Misty Mirrors thank you for this one, I won't forget it and will likely recite it to my birds, they actually do listen


----------



## Misty Mirrors (Apr 27, 2014)

Hello Pandora.
I talk to birds also.
In Australia we have "Kurrawongs". They are like, but a little smaller than, crows. They move their head whilst I talk to them. After a while they get bored.  :-(  They continue searching for food. I guess I like eating and drinking also.


----------



## Pandora (Apr 28, 2014)

Misty Mirrors said:


> Hello Pandora.
> I talk to birds also.
> In Australia we have "Kurrawongs". They are like, but a little smaller than, crows. They move their head whilst I talk to them. After a while they get bored.  :-(  They continue searching for food. I guess I like eating and drinking also.


 [video=youtube_share;-gPCa53J5EM]http://youtu.be/-gPCa53J5EM[/video]

And they talk back beautifully!
Yesterday morning I had coffee with my Mockingbird. They mimic all the other garden birds with more than 15 calls. They will also mimic other noises. So I chuckle always by the end but this time I wondered what the others birds think of it all. A large Hawk flew in with his loud shrieking call. The Mockingbird then added it to his call. I think he is the class clown and loves attention ( : smiles all around.

Thank you for the Kurrawongs, I love meeting new friends.

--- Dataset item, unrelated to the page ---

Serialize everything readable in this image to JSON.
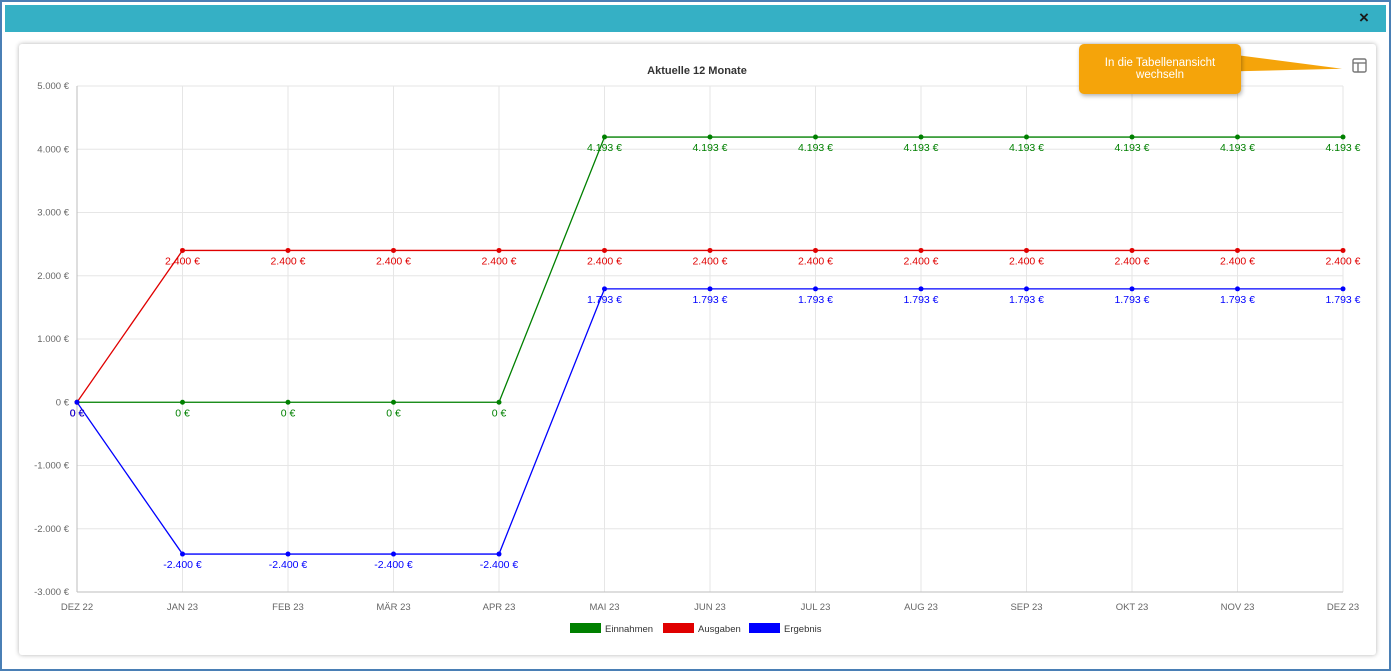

Oh and Miss Maddie Lou Who and Miss Lucy loved the video too , lots of cute head cocking going on here. You made a nice Monday morning here Misty Mirrors.


----------



## Misty Mirrors (Apr 28, 2014)

Hello Pandora.
Thank you very much for your posting.
I enjoyed it.
I don't know the Mocking Bird.
As far as I know, they don't live in Australia.
I spent a short time in the US and UK but didn't have time to get go know the birds.
I spent most of my time in the cities looking at sky scrapers, museums and art galleries.


----------



## usph (Apr 28, 2014)

It's a good aphorism. Some people see the ugliness of things, while other see the beauty in them.


----------



## Misty Mirrors (Apr 29, 2014)

Yes. I think the world consists of good and bad. I think we should be thankful for the good. I think we should try to forgive badness. God will judge us at the end.


----------



## aj47 (Apr 29, 2014)

Nicely turned.  I would think of this more as an aphorism or epigram.  By whatever name, it is awesomely done.


----------



## Firemajic (Apr 30, 2014)

Love this! I own an African grey parrot, SOOO--although I love his constant chatter and am the target for his nasty comments, there is still the poop to deal with. Well done.  Peace, Jul


----------



## Deleted member 56014 (Apr 30, 2014)

I believe I had another interpretation of this poem.
Some people just dream higher, have more ambition and work harder to achieve their goals than others.


----------



## Misty Mirrors (May 7, 2014)

Thank you for all the compliments.
No bspn, I didn't intend that.


----------



## Deleted member 56014 (May 7, 2014)

always learning  I guess I took the easiest road in my interpretation.


----------